With the holiday season just around the corner, I thought it would be helpful to come up with some helpful tips and tricks to curb that spending that is troublesome every year. Whether it’s attending parties, buying gifts, or bringing your family together to celebrate, you need to figure out how you will be able to afford everything you want to do this year. That’s why I wrote down 10 things to keep in mind this year.

  1. Make a List

At this point in the year, if you haven’t done so already, make a list! Write down who you will be getting gifts for. Consider how important they are to you and how much you are willing to spend compared to everyone else. Aside from people, write down any parties you may be invited to, whether you need to bring food or presents, wear a costume, or anything else. These extra costs sometimes fly under the radar and quickly add up!

  1. Sometimes it’s OK to Say No

Once you have gathered everything into the list, some of them may not make the cut. Consider how much money you have total to spend throughout the holidays and whether or not it exceeds your expected costs.  If it looks like you’re going to be over-budget, you might need to decline a party invitation, or even remove someone from your list. This should be a last resort, which is why I have some tips that could prevent that from happening.

  1. Homemade Gifts

Especially today, gifts can be expensive. No one wants to get their family something cheap and disappoint them. Lucky for you, that doesn’t need to be the case! Presents you make yourself can be even better than something bought while also be much less of a financial burden. Something as simple as a family photo for parents or grandparents, or a favorite food for children can be memorable.

  1. Avoid the Latest Model

Marketing efforts from companies these days will try and convince you that their newest version is a must buy. However, this is often not the case. They often only have a small amount of new or improved features that rarely justify the price hike. Plus, a new model tends to accompany a price decrease for the previous one. Save some money this holiday season by ignoring the big flashy ads and buy last year’s product.

  1. Take Your Time

If you’re anything like me, you have the places you like to shop, and you stick with them. While this is comfortable, they might not have the best deal for that new toy. Use your phone to price check with other stores! Many stores have a price match policy to compete with everyone else. You might save some money by taking a few more minutes to do a little research.

  1. Remember Your List

While you’re out shopping for the necessities, it’s easy to get distracted by something that looks nice. Bring your list with you and stick to it. You made a budget for a reason, don’t let those impulse buys bring you over the edge. It’s ok to make some changes if your heart wants it, just make sure your wallet does too!

  1. Consider Using a Credit Card

Many credit cards today have a cash back rewards system that incentivizes you to use them. They can be travel rewards, store rewards, or straight cash in your pocket. Who doesn’t like free money! With extra spending this time of year, those rewards can really help you keep a lid on the money you spend. Keep an eye out for seasonal promotions as well, like no interest for a period of time. Speaking of interest, if you can’t afford to pay off what you spend within the month, using cash may be the better idea. Interest can very quickly override any benefits you may have been trying to take advantage of.

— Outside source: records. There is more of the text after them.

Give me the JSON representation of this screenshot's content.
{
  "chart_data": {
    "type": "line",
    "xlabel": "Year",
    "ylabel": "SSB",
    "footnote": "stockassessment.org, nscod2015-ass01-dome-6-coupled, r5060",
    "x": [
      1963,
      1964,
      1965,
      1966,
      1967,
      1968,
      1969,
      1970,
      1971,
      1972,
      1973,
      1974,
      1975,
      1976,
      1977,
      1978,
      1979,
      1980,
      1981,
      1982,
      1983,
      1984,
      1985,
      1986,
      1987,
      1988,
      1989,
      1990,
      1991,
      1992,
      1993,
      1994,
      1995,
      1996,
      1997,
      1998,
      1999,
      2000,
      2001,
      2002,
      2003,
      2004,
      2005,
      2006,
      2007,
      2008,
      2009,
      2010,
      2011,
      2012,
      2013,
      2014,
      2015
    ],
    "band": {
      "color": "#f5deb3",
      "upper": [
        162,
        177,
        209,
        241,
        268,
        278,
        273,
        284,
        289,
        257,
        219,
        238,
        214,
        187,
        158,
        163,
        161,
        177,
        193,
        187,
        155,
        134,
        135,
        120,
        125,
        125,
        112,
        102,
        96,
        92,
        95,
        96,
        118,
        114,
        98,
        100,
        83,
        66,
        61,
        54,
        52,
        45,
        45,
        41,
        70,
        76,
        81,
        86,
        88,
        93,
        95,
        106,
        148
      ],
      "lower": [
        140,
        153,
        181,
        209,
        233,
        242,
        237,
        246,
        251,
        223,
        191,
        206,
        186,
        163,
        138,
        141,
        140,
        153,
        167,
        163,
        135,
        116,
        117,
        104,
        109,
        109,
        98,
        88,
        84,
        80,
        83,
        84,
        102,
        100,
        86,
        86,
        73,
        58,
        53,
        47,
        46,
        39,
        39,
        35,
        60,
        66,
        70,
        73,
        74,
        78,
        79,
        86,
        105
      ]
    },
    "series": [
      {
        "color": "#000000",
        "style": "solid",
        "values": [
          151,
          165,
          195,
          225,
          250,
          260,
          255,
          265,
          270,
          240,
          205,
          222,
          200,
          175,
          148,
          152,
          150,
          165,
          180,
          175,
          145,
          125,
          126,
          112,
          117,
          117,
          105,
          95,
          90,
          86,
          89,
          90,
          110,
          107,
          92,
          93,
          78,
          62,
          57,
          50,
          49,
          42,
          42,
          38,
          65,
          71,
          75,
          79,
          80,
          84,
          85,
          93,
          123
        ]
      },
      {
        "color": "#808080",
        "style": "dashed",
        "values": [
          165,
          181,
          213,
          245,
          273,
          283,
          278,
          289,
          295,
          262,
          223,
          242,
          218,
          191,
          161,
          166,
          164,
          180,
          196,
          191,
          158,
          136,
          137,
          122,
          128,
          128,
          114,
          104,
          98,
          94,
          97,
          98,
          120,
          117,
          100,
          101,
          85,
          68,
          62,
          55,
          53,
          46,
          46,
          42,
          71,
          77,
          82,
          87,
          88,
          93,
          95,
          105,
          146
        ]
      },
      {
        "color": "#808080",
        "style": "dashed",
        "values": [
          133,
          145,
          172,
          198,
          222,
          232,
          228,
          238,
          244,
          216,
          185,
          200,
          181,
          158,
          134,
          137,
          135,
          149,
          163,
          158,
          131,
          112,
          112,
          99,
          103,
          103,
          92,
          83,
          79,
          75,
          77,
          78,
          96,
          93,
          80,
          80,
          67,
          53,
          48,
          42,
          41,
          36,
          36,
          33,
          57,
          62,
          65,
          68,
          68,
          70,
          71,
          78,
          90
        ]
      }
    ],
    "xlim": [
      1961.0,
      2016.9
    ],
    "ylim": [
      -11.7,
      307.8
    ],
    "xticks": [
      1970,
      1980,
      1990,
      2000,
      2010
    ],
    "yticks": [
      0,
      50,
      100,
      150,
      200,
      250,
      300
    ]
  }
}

  1. Black Friday and Cyber Monday

While the general consensus is that these are some of the best times to buy, it might be better to let them pass. With so many advertised deals going around, it’s easy to get carried away buying items you’ve been wanting or are cheaper than normal. This can quickly take away from what you need to buy for everyone else. Stick to your gift list and only buy if it makes sense. Remind yourself that great deals can be had all year round. Think Presidents Day, Mother’s Day, Father’s Day, Memorial Day, the Fourth of July and, of course, Labor Day. Another example is Super Bowl Sunday. Rather than buying a TV on Cyber Monday, you could wait until late January. TV prices tend to drop just before the big game.

  1. Save Year-Round

This may be obvious and easier said than done, but set aside money for the holidays throughout the year. By putting away some money every paycheck or every month, you can save up for some larger purchases and make the end of the year far less stressful. Some banks and credit unions may offer a holiday savings account that will hold your money and automatically release it near the end of the year. This can help you fight any urges to spend some of the extra money each month. One other tip is to set an automatic deposit from your paycheck, or transfer from your checking account. “Out of sight out of mind” is a common phrase but more powerful than you think. When you don’t have to choose to save $25 the process of saving becomes much easier.

  1. Set Expectations

If all else fails and money is tight, don’t be afraid to talk to your loved ones. Let them know that you can’t afford to spend as much as last year or as much as everyone else can. They want you to be happy and are willing to help more than you give them credit for. Instead of sharing gifts with everyone, maybe you can set up a secret Santa so that each person is only assigned one other person to get a gift for. The family still gets to come together and celebrate the year, while also limiting how much money is expected to be spent.